As with almost all versions of nostalgia, false visions of the Vikings grew around a kernel of historical truth. As we explain in our new book, The Bright Ages: A New History of Medieval Europe, the people of early medieval Scandinavia (popularly called Vikings today) were constant travelers. Around the turn of the first millennium C.E., they raided the coasts of France and England, then traversed the Volga in Russia, moving south to war and trade with the peoples of the Baghdad-based Abbasid Caliphate.
Not long after the map’s “discovery,” archaeologists uncovered an 11th-century Norse settlement at L’Anse aux Meadows in Newfoundland, confirming Vikings had travel from Iceland to Greenland to the Canadian coast during that period. Now a Unesco World Heritage Site, the settlement is relatively small but was equipped for long-term occupation, boasting the remains of three dwellings, a forge, and workshops likely used for ship repairs and woodworking.
The Vikings’ presence in North America was short-lived, confined mostly to Nova Scotia and (perhaps) some surrounding regions. After island-hopping across the North Atlantic, the Norse appear to have settled down, trading and fighting with Indigenous tribes. Then, according to the two surviving medieval sagas that mention Vinland, these communities succumbed to infighting and disintegrated.
In one saga, a woman named Freydís (sister of the famed Leif Eriksson) helps defend the Viking colony by baring her breast and slapping it with a sword to scare off Indigenous rivals. In the other, the same Freydís murders several of her fellow colonists with an axe, causing the settlement to fall apart and the survivors to return to Greenland.

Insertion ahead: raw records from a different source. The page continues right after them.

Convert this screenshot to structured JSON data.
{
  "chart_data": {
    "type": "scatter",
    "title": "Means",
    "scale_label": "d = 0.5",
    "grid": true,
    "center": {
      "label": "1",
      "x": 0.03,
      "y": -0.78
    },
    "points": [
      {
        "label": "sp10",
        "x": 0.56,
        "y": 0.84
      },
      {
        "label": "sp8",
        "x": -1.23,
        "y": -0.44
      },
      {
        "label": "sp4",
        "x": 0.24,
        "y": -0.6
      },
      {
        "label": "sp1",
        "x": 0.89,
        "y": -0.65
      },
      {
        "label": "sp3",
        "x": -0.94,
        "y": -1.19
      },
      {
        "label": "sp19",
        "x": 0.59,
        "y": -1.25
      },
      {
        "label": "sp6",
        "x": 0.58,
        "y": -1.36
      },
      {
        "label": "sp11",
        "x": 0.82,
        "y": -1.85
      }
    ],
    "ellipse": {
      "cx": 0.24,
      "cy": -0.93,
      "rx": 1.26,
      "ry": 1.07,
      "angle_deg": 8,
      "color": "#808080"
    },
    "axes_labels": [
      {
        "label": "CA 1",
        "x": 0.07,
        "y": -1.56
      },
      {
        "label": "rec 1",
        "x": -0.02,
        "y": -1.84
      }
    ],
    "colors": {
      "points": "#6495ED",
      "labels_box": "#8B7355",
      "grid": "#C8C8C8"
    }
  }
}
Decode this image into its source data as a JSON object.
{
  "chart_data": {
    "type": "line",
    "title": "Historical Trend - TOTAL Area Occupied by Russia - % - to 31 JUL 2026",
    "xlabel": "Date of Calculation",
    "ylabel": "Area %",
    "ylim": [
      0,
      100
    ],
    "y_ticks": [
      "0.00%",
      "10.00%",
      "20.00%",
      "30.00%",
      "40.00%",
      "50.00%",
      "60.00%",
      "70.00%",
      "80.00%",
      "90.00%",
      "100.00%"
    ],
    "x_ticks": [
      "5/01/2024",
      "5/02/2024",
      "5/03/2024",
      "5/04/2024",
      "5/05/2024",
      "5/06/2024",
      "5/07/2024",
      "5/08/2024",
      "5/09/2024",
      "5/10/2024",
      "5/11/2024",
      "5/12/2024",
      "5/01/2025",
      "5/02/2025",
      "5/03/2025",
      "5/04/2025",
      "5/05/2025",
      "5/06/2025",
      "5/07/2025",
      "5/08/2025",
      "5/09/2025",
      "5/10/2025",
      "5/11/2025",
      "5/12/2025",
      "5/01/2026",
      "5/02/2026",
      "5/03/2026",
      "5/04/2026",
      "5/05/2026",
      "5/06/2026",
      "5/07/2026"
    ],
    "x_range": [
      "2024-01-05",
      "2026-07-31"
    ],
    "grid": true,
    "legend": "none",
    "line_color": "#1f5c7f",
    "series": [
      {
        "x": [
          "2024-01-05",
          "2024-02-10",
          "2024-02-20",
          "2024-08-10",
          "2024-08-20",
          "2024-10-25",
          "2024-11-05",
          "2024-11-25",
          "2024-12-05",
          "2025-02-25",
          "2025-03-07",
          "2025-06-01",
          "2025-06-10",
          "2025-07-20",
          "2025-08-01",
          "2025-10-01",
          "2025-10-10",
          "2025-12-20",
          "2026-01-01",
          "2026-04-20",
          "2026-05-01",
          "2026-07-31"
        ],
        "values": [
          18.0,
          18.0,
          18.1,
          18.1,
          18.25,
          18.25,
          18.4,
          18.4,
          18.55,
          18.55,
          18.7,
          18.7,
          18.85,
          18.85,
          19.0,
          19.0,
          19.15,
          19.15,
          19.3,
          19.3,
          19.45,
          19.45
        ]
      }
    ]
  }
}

These stories aren’t the ones that inspired the Kensington Runestone or the Vinland Map. Instead, the edges of those tales were worn smooth, washed clean and repurposed in service of early 20th-century politics and culture. Desperate to minimize the role of Spaniards, Italians and Indigenous peoples, some Americans went looking in the past, determined to find themselves. Unsurprisingly, they found what they were looking for—even if it sometimes meant inventing from whole cloth the sources of the story they wanted to tell.